If I had the vote, I’d have to accept that any rule I made for myself meant I was probably being unfair to some player or group of players. I’ll draw the line when MLB drew the line; in 2003. If you failed a test from that point on, in my mind, you are out. But that’s just an arbitrary line in the sand.
Think about it this way Mike, suppose we swap the word gambling for steroids? The first argument would be that gambling goes to the integrity of the game much more than steroids, after all steroids were taken to help win games, not intentionally lose games. But Verducci points out in his article all the kids that missed out getting to the majors because some other guy was using steroids. I’m sure a scoundrel gambler has probably slipped into the HoF, but never an admitted gambler, or game thrower.
The Georgia Peach and the Grey Eagle almost assuredly bet on games that they knew were fixed. The evidence was as strong as the case against Roger Clemens taking PEDs.
Using the suddenly popular “character clause,” ignored by BBWAA only until now, I have no doubt who I would keep out if I had to pick from those groups. Cobb and Speaker would be out, just based on character. I consider what they did to be far worse. Add in that Speaker was a member of the Ku Klan Klan (also known at the time), and it gets worse.
Yet I actually believe Cobb and Speaker, as well as Clemens and Bonds, all belong in the HOF.
Well Mike let’s not sully the reputation of group that’s done so much for this country, that being the KKK. The Klan was not the only group in this country that lynched blacks, and besides since they wore masks you couldn’t be certain exactly who was doing the lynching. Kind of like steroid usage actually, since we’re not sure… obviously I’m joking. Listen, I hear you on the character clause creating confusion. How would you handle a player that was a racist during his 20s, but then repented in say his 40′s? Could the guy actually get extra credit for overcoming his upbringing and the social norms of early 20th century Georgia? It’s a mess for sure, but steroids is different. Our criminal justice system is the best in the world, but you don’t have to look very hard to find guilty men walking free and vice verse. The same is true for the HoF, we will have cheaters get in and honest guys not get in but to me you don’t cheapen the threshold.

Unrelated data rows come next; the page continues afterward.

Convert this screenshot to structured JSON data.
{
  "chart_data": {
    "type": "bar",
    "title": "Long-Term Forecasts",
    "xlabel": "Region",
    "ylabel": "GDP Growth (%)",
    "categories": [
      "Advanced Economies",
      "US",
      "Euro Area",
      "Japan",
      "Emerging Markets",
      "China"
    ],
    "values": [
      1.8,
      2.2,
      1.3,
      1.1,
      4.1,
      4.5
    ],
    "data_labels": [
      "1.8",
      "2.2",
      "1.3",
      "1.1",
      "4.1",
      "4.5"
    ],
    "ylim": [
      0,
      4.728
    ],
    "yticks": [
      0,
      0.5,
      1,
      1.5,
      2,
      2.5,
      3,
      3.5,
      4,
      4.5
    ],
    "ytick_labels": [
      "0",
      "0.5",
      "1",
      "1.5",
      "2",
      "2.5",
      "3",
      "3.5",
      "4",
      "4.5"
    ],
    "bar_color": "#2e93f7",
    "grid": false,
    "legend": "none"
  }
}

Well I think Verducci says he revisited Bagwell after first voting for him, I’ll have to reread the article. There were some things he mentioned about Bagwell that I was not aware of and it’s damning. Let’s face it, some cheaters will get in, some are already there, but allowing someone that’s admitted to, or been caught into the HoF is like a cop that looks the other way when the mayor’s car is speeding.